Escritor profundamente reservado cuja prosa civilizada testemunhou as atrocidades e loucuras do mundo

O observador despercebido: Norman Lewis

Norman Lewis (nasceu em 28 de junho de 1908, em Enfield, norte de Londres – faleceu em 22 de julho de 2003, em Saffron Walden, Essex), foi um escritor de viagens britânico da velha escola, que descreveu o mundo que viu antes da proliferação do Club Med e do McDonald’s.

O Sr. Lewis também foi um romancista de destaque. Como viajante literário profissional, ele era insuperável, sendo capaz, observou Cyril Connolly, de ”escrever sobre a parte de trás de um ônibus e torná-lo interessante.”

Elogios semelhantes vieram de colegas como V. S. Pritchett (1900 – 1997) e Graham Greene, que o consideraram um dos melhores — embora subestimado — autores do século XX. O próprio Sr. Lewis era singularmente avesso a esse mundo contemporâneo e à civilização industrial que ele gerou.

Desde seu primeiro livro publicado em 1938, e especialmente nas décadas de 1950 e 1980, sua reputação se espalhou pela Grã-Bretanha e América, bem como pelo continente por meio de traduções de seus livros.

Ele viajou para lugares exóticos, até mesmo sinistros, e transmitiu sua natureza em um estilo sutil de ironia imparcial, enquanto sua prosa transportava o leitor da Indochina para a Índia, Indonésia e Birmânia, da América Latina para a Espanha e Sicília.

John Frederick Norman Lewis nasceu em Enfield, norte de Londres, filho de um químico apaixonado por espiritualismo. Ele foi criado por parentes no País de Gales, mas depois trabalhou como assistente do pai e começou a andar de moto.

Nas viagens, ele desenvolveu um ouvido para idiomas.

Uma aventura inicial no Oriente Médio levou a ”Sand and Sea in Arabia” (1938), com texto e fotografias dele. Ele serviu no British Army Intelligence Corps de 1939 a 1945, depois do qual começou a viajar seriamente como escritor.

Considerado notável entre suas obras de não ficção foi ”Naples ’44” (Pantheon, 1978), que relatou suas experiências de guerra na Itália, onde serviu como oficial de ligação com a população local. Mais tarde, ele obteve insights muito citados sobre o crime organizado siciliano e os relacionou em ”The Honored Society: A Searching Look at the Mafia” (Putnam, 1964).

Outros livros de viagem bem avaliados incluem ”The Changing Sky: Travels of a Novelist” (Pantheon, 1959), ”A Dragon Apparent: Travels in Indochina” (Scribner, 1951) e ”Golden Earth: Travels in Burma” (Scribner, 1952).

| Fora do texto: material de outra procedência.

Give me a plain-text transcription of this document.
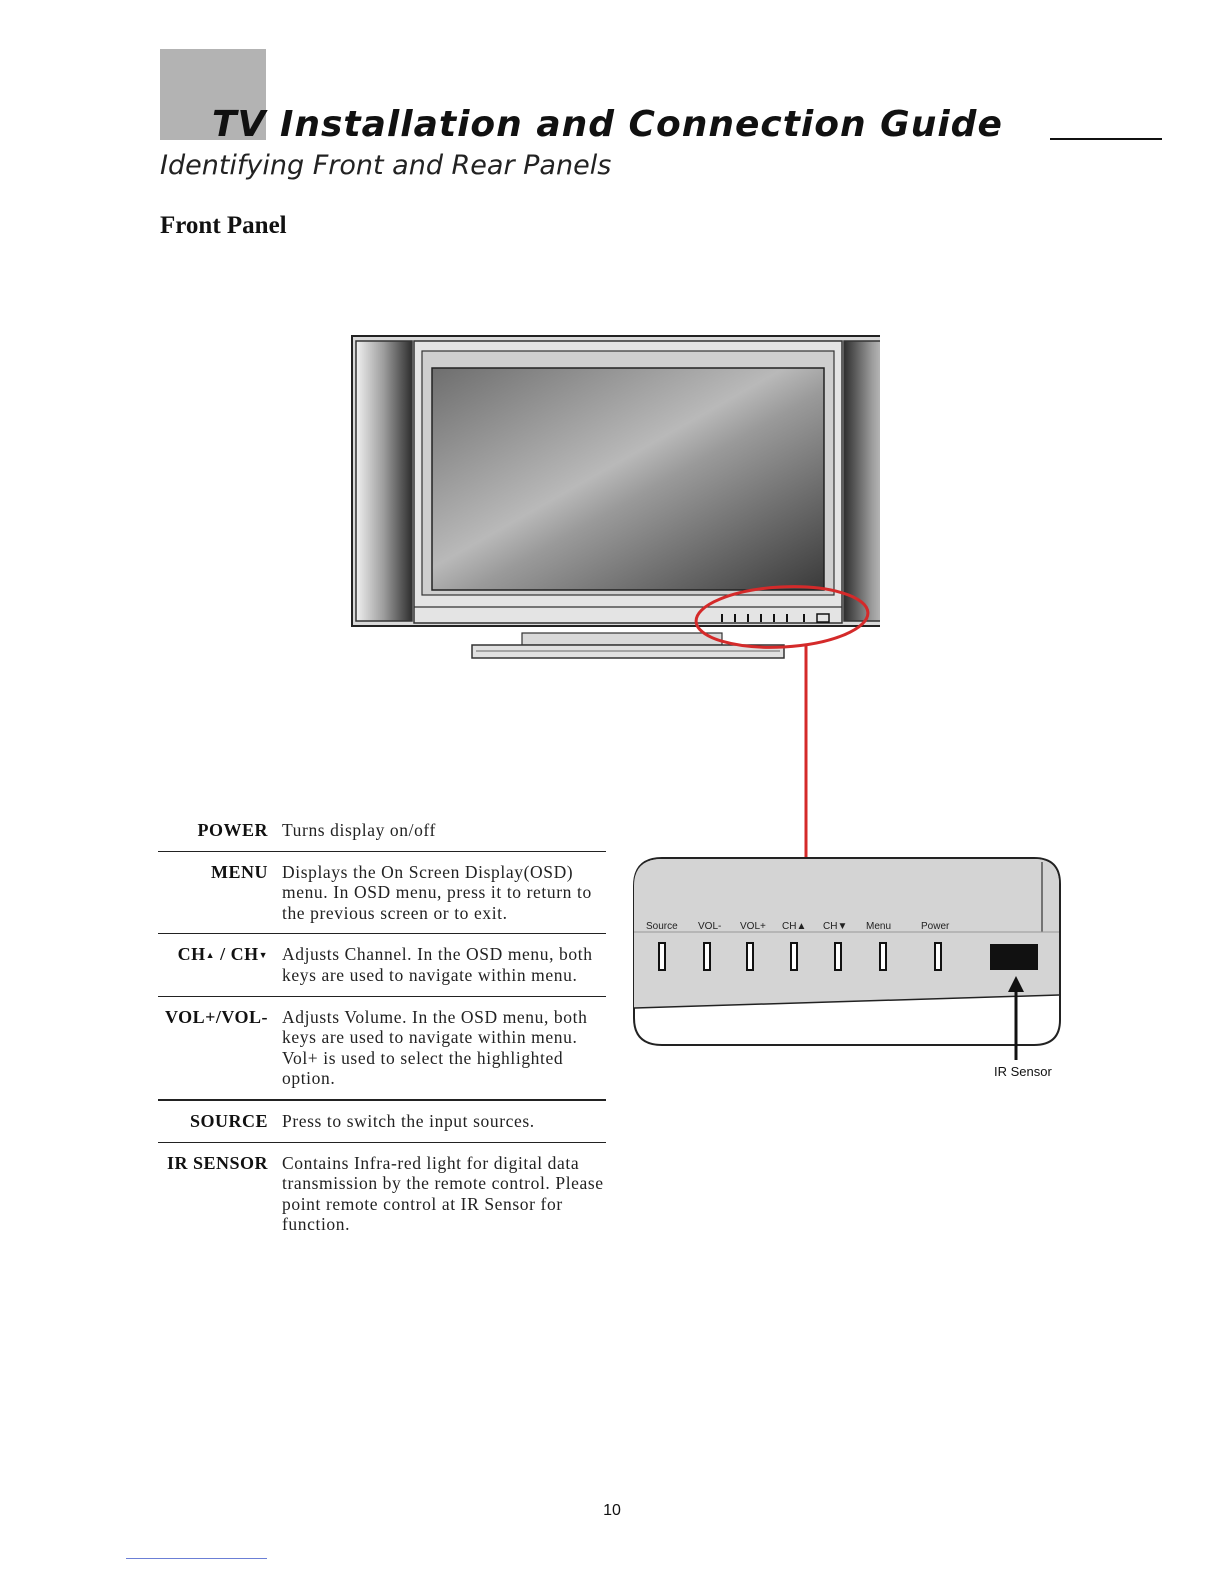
TV Installation and Connection Guide
Identifying Front and Rear Panels
Front Panel
Source VOL- VOL+ CH▲ CH▼ Menu	Power
IR Sensor
POWER Turns display on/off
MENU Displays the On Screen Display(OSD) menu. In OSD menu, press it to return to the previous screen or to exit.
CH▲ / CH▼ Adjusts Channel. In the OSD menu, both keys are used to navigate within menu.
VOL+/VOL- Adjusts Volume. In the OSD menu, both keys are used to navigate within menu. Vol+ is used to select the highlighted option.
SOURCE Press to switch the input sources.
IR SENSOR Contains Infra-red light for digital data transmission by the remote control. Please point remote control at IR Sensor for function.
10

Ele escreveu uma série de romances de suspense, entre eles ”Cuban Passage” (Pantheon, 1982), ambientado na Havana de Batista; e uma autobiografia, ”Jackdaw Cake” (Hamish Hamilton, 1985). Além de suas duas dúzias de livros, ele contribuiu para jornais e revistas como correspondente itinerante, cobrindo, entre outras coisas, a luta argelina pela independência da França.

O escritor Norman Lewis, certa vez afirmou ser a única pessoa que conhecia que conseguia entrar em uma sala cheia de pessoas e sair dela algum tempo depois sem que ninguém mais percebesse que ele tinha estado lá. Que havia apenas uma verdade limitada na afirmação não era importante; diz muito mais sobre sua modéstia que não atrair atenção foi a única alegação que ele fingiu.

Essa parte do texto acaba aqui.